YOUGOV BRANDINDEX Chipotle (Buzz and Quality)YouGov BrandIndexYouGov BrandIndex data on consumer perception of Chipotle’s ‘buzz’ and ‘quality,’ since January 2015.

Earlier this week, Chipotle marketing director Mark Crumpacker said in an interview that the chain was losing customers to fast-food giant McDonald’s. On Wednesday, the chain launched a new campaign attempting to convince customers the food is safe to eat, after the E. coli outbreaks that drove away customers.

Why didn’t Chipotle’s rewards program work? Chiptopia is, by all measures, a great deal — one of the best in the restaurant industry. If you buy 12 burritos over the three months (four per month), you get four free burritos. That means it has a return rate of roughly 33% for customers.

That’s an incredibly high return rate. For example, look at Starbucks, which has an incredibly successful rewards program. Starbucks Rewards members earn a free food or drink item after spending $62.50. A semi-pricey Starbucks drinks is $5, meaning you’re generously receiving an 8% return.

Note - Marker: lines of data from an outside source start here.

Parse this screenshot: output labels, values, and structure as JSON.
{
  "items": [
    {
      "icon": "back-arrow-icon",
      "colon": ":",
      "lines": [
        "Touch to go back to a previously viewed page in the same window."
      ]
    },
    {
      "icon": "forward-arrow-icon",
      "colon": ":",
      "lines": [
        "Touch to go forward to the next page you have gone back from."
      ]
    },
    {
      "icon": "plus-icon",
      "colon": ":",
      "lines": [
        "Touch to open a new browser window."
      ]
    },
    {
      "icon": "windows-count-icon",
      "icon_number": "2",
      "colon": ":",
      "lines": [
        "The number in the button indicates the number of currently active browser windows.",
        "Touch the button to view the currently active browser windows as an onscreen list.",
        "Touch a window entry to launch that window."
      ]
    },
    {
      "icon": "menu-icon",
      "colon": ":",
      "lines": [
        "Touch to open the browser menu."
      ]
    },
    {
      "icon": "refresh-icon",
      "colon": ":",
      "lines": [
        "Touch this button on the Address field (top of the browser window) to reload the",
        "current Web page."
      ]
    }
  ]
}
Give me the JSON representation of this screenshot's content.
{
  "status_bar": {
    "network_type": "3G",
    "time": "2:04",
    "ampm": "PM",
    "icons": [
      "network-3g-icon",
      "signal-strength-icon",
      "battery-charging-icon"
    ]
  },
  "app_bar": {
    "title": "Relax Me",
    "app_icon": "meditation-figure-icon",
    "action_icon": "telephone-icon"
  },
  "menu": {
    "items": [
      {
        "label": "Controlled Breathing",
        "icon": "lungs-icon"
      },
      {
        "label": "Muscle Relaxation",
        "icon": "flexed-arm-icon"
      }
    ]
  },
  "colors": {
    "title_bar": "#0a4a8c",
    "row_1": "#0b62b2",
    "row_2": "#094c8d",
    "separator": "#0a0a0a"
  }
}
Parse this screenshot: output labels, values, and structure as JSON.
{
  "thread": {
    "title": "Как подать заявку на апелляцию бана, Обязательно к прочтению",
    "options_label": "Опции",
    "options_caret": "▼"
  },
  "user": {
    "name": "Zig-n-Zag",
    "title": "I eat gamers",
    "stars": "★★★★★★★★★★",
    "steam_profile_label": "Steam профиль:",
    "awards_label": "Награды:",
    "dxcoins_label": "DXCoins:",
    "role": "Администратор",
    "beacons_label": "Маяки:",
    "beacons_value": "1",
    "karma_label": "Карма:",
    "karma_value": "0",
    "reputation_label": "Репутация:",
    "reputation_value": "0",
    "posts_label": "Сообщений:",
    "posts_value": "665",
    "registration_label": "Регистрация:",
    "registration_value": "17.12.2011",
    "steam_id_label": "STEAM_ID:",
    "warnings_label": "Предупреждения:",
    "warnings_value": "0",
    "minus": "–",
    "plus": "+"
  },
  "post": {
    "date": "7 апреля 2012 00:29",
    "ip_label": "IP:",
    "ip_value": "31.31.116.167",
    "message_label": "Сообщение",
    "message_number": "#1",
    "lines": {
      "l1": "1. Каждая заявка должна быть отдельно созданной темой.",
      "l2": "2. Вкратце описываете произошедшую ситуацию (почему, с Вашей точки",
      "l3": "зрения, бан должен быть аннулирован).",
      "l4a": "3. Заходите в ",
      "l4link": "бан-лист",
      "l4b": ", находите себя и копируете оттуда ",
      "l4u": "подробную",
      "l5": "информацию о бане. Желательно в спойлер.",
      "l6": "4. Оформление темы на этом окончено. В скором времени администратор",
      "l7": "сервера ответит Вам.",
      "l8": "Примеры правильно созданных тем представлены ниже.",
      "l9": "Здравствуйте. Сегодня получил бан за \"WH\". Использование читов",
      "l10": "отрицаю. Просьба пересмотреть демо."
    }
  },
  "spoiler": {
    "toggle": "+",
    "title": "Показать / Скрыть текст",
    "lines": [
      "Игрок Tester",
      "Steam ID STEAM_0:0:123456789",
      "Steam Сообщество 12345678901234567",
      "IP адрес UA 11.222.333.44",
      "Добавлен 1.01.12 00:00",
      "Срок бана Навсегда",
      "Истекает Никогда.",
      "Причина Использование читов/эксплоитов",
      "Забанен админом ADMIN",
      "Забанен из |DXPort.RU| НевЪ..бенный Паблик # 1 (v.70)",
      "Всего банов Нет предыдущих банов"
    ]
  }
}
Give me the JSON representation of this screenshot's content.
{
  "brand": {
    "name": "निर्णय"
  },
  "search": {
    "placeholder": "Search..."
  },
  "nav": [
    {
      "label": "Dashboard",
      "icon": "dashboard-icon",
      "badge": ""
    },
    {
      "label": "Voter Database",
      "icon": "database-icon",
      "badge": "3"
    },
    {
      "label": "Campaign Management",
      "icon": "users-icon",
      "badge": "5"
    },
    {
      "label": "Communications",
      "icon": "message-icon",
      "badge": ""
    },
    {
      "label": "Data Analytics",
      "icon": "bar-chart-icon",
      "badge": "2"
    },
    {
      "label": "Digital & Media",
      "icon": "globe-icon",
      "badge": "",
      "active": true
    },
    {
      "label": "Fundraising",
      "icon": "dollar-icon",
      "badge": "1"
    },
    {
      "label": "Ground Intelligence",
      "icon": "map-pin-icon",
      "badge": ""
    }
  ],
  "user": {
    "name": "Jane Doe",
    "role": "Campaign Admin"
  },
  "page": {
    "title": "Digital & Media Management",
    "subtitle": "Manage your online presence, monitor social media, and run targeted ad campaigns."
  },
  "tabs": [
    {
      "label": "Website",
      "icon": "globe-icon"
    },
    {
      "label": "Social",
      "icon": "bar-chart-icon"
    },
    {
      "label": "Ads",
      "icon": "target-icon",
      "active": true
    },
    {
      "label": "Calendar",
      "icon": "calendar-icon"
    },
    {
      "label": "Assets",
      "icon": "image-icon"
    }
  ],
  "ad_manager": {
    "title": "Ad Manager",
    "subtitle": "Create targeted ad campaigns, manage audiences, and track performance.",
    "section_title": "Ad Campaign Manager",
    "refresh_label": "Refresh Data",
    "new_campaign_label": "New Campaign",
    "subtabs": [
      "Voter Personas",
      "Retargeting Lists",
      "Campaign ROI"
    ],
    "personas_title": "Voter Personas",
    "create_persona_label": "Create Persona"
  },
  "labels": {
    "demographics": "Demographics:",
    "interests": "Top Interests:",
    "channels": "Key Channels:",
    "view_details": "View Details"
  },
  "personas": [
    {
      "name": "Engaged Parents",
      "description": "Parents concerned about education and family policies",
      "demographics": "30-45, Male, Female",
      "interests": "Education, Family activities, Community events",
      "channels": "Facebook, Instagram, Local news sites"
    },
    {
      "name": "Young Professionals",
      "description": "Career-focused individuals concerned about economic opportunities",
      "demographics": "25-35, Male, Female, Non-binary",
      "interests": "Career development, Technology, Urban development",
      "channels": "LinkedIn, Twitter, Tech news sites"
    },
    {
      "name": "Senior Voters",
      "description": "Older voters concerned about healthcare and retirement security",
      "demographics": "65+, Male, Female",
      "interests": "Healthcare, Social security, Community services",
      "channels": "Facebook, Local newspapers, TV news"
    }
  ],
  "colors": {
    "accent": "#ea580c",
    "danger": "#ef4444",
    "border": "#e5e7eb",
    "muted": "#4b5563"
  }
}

Chipotle’s rewards program seems to be facing two big problems when it comes to driving customer perception: it is too confusing to the average customer and not sustainable for Chipotle in the long-term.

From the start, Chiptopia has been aimed at Chipotle loyalists — in part because the program is too confusing for any other customers. The three-tiered system takes quite a bit of studying to sort out, with each level having slightly different rewards and a long list of qualifiers.

In August, Morgan Stanley wrote in a research note that the program had helped convince loyal Chipotle customers to resume their prior frequency, but had not impacted the more casual customers that make up 75% of the chain’s customers. While the most loyal quarter of the chain’s customer base make up 60% to 70% of visits, if Chipotle wants to reach its former level of customer perception and sales, it needs to recapture the average consumer as well.

Which brings us to the second problem: Chiptopia wasn’t designed to perform in the long-term. Just as Chipotle can’t afford to keep giving out free burritos forever, a rewards program with a 33% return rate would end up being extraordinarily expensive for the company.

That could be a problem for Chipotle.

“The program’s end in September could alienate some customers just as they are getting accustomed to the rewards,” BTIG analyst Peter Saleh wrote in a July research note.

Chipotle said two months ago that it was already working on a permanent program to prevent backlash once Chiptopia ends. The new program has not yet been announced by Chipotle, and the company did not immediately respond to Business Insider’s request for comment on this article. Hopefully for Chipotle, this rewards program will be less confusing — even if rewards are less bountiful.